Wednesday, November 7, 2007
515bx

Directed Strain Selection: Strategies For Engineering Productivity In E. Coli

Tanya Warnecke, M. D. Lynch, N. Sandoval, and R. T. Gill. Chemical & Biological Engineering, University of Colorado, ECCH 111 Campus Box 424, Boulder, CO 80309

Selection is powerful, yet poorly understood. This is a major limitation in strain engineering efforts directed at the development of platform microorganisms for industrial applications. We will describe our efforts to develop a general strategy for using new genomics methods to inform the design of strain selection strategies within the context of platform chemical production. In this approach, we first perform a general selection that attempts to identify all of the different mechanisms that may be at work in altering fitness in a relevant host and environment. We then use new genomics techniques to track specific fitness-altering mechanisms throughout the selection, which can be used to inform the design of a directed selection strategy that attempts to enrich for those mechanisms most relevant to the strain engineering objective. We have demonstrated this approach within the context of engineering improved 3-hydroxypropionic acid (3HP) production characteristics in E. coli.
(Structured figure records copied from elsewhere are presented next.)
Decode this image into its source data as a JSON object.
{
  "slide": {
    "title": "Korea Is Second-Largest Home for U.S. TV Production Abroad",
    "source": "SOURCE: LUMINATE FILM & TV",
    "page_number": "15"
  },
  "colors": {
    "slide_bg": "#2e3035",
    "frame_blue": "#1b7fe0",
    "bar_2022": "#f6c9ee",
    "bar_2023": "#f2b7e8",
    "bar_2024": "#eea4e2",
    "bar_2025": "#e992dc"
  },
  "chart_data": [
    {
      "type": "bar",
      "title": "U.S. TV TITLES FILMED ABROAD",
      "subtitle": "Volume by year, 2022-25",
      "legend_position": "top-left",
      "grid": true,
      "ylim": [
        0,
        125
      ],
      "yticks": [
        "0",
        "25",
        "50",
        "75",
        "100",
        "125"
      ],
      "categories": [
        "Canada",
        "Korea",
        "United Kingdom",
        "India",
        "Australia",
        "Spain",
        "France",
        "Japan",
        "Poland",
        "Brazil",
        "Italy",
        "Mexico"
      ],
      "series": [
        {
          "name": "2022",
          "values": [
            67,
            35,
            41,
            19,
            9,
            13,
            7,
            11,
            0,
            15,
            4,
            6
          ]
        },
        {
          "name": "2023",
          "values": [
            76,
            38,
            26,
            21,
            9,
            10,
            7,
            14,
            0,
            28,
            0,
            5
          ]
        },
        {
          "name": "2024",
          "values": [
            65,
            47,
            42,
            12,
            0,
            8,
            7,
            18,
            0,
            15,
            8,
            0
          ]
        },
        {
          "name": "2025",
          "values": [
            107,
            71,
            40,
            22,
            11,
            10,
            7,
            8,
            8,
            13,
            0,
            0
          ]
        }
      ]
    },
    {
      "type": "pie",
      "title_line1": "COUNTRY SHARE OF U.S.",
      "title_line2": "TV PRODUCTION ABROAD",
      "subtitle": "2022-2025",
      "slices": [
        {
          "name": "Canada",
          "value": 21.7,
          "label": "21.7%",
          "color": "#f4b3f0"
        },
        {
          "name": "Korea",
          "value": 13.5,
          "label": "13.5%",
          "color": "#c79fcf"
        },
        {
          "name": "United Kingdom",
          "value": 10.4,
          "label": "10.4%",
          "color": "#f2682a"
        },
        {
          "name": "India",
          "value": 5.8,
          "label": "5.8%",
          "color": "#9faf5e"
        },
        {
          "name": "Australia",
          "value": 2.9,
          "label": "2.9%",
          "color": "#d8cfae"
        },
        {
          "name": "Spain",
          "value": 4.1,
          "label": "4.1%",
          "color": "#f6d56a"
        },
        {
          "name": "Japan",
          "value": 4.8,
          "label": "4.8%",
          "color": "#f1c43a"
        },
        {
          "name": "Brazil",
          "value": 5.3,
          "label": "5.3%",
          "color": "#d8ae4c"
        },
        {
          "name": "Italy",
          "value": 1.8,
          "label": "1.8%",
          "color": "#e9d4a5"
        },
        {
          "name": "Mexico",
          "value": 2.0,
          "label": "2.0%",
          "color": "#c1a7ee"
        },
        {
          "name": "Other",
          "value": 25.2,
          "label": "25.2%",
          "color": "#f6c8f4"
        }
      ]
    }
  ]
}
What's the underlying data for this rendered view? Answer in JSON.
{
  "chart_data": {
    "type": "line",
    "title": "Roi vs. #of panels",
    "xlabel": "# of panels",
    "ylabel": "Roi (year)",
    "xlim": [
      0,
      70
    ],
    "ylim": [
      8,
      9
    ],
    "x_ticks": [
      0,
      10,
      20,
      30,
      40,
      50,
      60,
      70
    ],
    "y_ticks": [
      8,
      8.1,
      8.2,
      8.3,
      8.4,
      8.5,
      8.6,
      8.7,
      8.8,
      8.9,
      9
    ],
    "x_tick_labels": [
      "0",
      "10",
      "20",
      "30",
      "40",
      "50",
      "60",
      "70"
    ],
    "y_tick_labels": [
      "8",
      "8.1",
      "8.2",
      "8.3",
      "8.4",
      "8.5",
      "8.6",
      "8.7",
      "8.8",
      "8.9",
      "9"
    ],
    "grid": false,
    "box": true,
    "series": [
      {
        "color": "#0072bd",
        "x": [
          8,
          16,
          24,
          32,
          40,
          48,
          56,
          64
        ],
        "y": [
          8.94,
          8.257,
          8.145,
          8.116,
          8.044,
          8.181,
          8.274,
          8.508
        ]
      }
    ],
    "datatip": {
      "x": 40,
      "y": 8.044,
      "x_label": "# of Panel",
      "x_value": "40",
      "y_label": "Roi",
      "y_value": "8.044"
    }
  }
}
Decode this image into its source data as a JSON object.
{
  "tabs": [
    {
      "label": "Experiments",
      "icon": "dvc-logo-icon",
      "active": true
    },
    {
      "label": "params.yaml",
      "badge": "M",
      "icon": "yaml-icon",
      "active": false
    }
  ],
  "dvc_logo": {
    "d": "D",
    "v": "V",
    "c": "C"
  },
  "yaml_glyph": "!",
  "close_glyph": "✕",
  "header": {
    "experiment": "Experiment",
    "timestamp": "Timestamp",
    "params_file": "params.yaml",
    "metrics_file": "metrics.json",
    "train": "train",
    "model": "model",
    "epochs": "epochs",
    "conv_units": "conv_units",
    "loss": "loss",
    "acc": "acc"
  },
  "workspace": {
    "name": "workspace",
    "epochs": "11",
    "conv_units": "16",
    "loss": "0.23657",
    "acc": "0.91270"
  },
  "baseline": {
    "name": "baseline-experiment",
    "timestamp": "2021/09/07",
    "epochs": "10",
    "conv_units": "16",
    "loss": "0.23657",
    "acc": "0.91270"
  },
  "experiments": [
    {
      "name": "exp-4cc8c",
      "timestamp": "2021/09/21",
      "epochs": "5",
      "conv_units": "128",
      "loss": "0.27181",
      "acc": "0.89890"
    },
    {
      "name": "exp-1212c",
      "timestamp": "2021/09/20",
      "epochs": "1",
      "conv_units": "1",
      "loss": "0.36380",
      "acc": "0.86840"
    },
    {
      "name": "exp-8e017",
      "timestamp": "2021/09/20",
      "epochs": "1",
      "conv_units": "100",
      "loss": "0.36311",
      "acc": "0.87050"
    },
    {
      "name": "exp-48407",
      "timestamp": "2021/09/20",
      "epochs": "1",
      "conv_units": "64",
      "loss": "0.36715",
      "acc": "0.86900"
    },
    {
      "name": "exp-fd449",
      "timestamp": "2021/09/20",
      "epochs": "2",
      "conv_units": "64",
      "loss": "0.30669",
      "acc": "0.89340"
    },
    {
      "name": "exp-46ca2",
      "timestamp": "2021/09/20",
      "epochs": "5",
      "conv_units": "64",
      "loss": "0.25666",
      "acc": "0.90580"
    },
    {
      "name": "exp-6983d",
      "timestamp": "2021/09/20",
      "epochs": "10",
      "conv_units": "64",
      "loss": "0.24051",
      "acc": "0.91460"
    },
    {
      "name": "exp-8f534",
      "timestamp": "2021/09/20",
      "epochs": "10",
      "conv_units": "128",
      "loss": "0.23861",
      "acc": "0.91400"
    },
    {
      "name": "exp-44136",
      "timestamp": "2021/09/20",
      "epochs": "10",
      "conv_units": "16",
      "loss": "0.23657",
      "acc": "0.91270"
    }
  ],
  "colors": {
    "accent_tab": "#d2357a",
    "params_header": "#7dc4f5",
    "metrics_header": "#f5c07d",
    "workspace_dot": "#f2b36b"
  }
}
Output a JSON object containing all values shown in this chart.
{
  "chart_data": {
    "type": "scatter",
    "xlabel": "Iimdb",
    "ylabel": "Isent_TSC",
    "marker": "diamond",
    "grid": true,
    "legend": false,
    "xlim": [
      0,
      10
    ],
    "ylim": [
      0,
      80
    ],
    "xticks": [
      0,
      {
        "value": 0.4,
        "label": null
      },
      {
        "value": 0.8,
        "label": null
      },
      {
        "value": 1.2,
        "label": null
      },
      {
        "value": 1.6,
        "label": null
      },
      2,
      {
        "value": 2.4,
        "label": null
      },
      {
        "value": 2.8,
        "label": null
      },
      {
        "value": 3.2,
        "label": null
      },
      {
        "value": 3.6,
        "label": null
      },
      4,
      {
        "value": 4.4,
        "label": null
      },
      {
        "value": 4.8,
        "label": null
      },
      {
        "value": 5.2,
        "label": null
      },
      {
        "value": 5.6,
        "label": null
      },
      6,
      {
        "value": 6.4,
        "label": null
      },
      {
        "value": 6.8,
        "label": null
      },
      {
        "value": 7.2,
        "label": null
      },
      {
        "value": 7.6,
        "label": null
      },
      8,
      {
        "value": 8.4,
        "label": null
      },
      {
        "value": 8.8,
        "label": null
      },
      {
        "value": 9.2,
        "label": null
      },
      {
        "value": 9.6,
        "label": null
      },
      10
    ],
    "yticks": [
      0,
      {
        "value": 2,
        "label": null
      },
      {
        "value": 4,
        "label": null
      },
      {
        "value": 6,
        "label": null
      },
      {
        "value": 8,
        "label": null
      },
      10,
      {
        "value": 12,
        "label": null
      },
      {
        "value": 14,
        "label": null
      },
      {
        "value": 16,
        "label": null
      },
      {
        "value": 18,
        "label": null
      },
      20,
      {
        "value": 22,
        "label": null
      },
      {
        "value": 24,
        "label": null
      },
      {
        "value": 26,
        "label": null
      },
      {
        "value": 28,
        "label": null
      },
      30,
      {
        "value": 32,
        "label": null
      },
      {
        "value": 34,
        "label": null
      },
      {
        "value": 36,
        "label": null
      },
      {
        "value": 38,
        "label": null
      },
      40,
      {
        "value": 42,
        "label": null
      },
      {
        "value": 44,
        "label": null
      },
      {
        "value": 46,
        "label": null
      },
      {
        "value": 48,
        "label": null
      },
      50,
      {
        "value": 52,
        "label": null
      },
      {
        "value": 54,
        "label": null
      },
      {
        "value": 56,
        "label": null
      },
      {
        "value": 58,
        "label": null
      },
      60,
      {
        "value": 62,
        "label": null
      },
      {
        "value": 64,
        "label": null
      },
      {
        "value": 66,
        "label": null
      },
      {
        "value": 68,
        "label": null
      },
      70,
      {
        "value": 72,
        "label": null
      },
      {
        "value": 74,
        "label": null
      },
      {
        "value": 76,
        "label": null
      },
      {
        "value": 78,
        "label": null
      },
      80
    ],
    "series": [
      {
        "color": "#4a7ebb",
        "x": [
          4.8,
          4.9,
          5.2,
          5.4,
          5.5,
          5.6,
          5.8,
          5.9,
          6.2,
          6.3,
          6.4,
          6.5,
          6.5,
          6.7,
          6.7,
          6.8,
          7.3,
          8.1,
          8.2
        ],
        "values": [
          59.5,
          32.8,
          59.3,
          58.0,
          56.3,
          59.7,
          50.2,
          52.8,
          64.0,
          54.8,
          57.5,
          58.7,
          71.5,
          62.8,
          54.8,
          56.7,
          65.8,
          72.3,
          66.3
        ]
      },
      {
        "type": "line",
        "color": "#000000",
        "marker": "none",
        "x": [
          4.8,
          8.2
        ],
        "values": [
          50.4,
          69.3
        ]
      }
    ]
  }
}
In the case of 3HP, our general selection indicated that increased copy of carbon catabolism, transporters, or biofilm mediation genes were the primary means for increasing fitness in selections performed in a continuous flow reactor. We then redesigned our selections to enrich for transporter functions and for mechanisms specific to 3HP tolerance, which may work to decrease intracellular accumulation of 3HP or bypass 3HP growth inhibition. This information was used to identify pathways susceptible to 3HP inhibition (i.e. tyrosine metabolism) and to engineer increased growth via relief of such inhibition. We then combined several of the identified mechanisms into a single 3HP tolerant strain. In summary, we have developed a new genomics strategy for assessing library enrichments and have applied it to improve abilities to direct strain selections for the enrichment of specific mechanisms that can be used to improve overall productivity.